Q: In the problem C (Incremental Timing-Driven Placement) the released timer for ICCAD 15 contest has CPPR capability. Will be required to performance CPPR optimization in ICCAD 2015 Contest?
A: Yes, the final timing will have CPPR performed, so CPPR will be required if you are implementing your own timer. The contest timer has this capability built-in. The final results will be judged with post-CPPR slacks.

Q: In problem C, how can i know the layout of simple case and how can i transform layout to .spef?
A: Please download starter's kit, equipped with spef writer and simple test case.

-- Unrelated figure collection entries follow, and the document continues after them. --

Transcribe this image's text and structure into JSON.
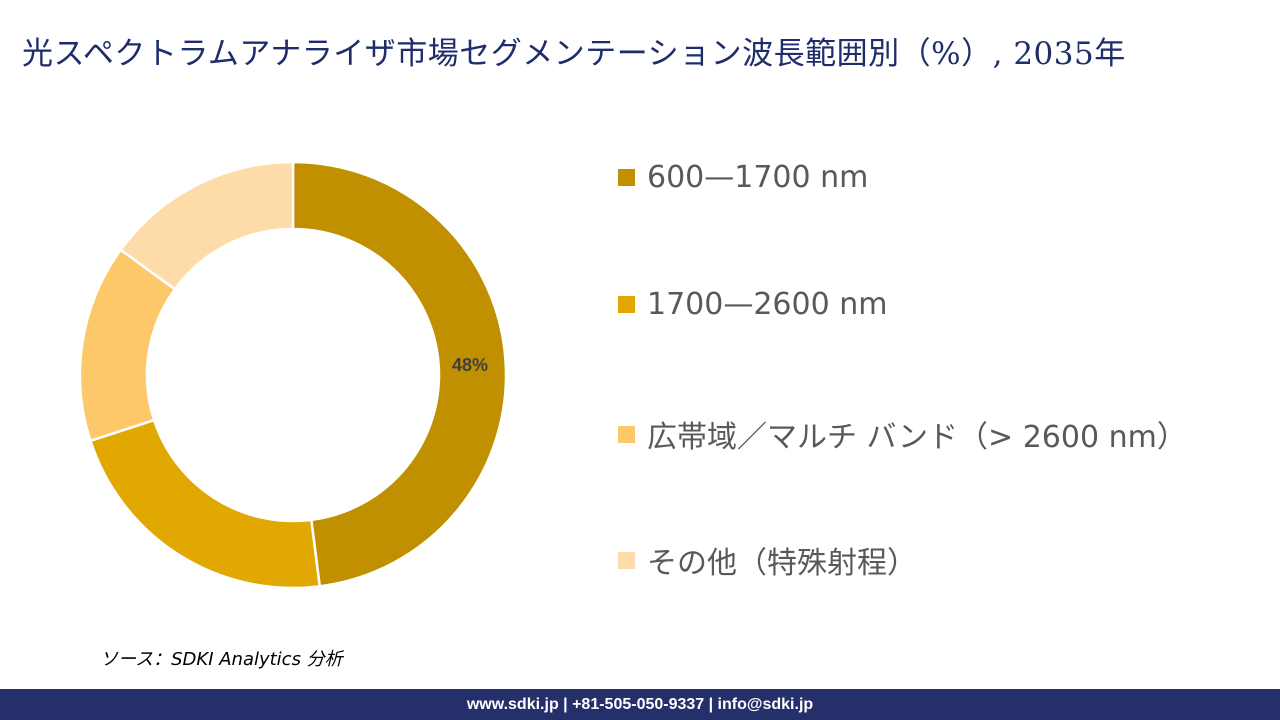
{
  "title": "光スペクトラムアナライザ市場セグメンテーション波長範囲別（%）, 2035年",
  "legend": [
    {
      "label": "600—1700 nm",
      "color": "#c09000"
    },
    {
      "label": "1700—2600 nm",
      "color": "#e0a800"
    },
    {
      "label": "広帯域／マルチ バンド（> 2600 nm）",
      "color": "#fdc86a"
    },
    {
      "label": "その他（特殊射程）",
      "color": "#fddcaa"
    }
  ],
  "data_label": "48%",
  "source": "ソース：SDKI Analytics 分析",
  "footer": "www.sdki.jp | +81-505-050-9337 | info@sdki.jp",
  "chart_data": {
    "type": "pie",
    "subtype": "donut",
    "title": "光スペクトラムアナライザ市場セグメンテーション波長範囲別（%）, 2035年",
    "categories": [
      "600—1700 nm",
      "1700—2600 nm",
      "広帯域／マルチ バンド（> 2600 nm）",
      "その他（特殊射程）"
    ],
    "values": [
      48,
      22,
      15,
      15
    ],
    "colors": [
      "#c09000",
      "#e0a800",
      "#fdc86a",
      "#fddcaa"
    ],
    "data_labels": [
      "48%",
      "",
      "",
      ""
    ],
    "legend_position": "right",
    "start_angle": 0,
    "direction": "clockwise"
  }
}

Q: Will clock buffers be inserted in between LCB and flip-flops? If not, flops connected to the same LCB will have a constant CPPR credit and flops connected to different LCB will have 0 CPPR credit. Is that right?
A: From the contest problem's perspective, we will not be inserting or removing any logic from the design. Therefore, no clock buffers will be additionally inserted as incremental placement (and timing) occurs. However, you will be allowed to disconnect and reconnect each LCB to different flops for rebalancing and/or optimization purposes. That is, while no additional buffers will be inserted, the topology of the clock network can still change. Assuming that you do not modify the clock network at all, please keep in mind that each LCB is still connected to the clock source, meaning that you still would have some CPPR credit from the source to each LCB (common path). Therefore, flops connected to different LCBs may still have some common CPPR credit. Also, for flops connected to the same LCB, if you move some of existing buffers along the common path, the CPPR credit will need to be updated accordingly. If you are modifying the clock network (i.e., reconnecting LCBs), then you will need to recompute the CPPR credit according to the new topology.

Q: Will there be buffers between LCBs and flops (in the initial DEF)?
A: Answer is no. Ideal wires connect between the clock source to LCBs.

Q: As we have an ideal network driving the LCBs, then the CPPR credit is going to be the same for flops connected to different LCBs (assuming there's no buffer between LCB and flops). Do you agree?
A: Yes, I agree.

Q: Can a lowest common ancestor (LCA) be an internal network point (i.e. a Steiner point from Flute)? If not, the LCA for two flops connected to the same LCB will be output of the LCB. If yes, the credit is going to be dependent on the flop positions. As the Flute is very sensitive to small changes in the node positions (in this case, flops), the CPPR credit also becomes very sensitive to flop positions. Therefore, resembling the clock skew problem of the previous contest.
A: Any reasonable placement solutions should have short wire connections between LCBs and FFs. So I do not expect such large skew problem as the previous contest where long clock routing was done by FLUTE. As mentioned, global clock routing is assumed to be ideal (i.e., zero skew among LCBs' inputs. no FLUTE is used) and only short local wires exist between LCBs and FFs. So avoiding large skew is very doable.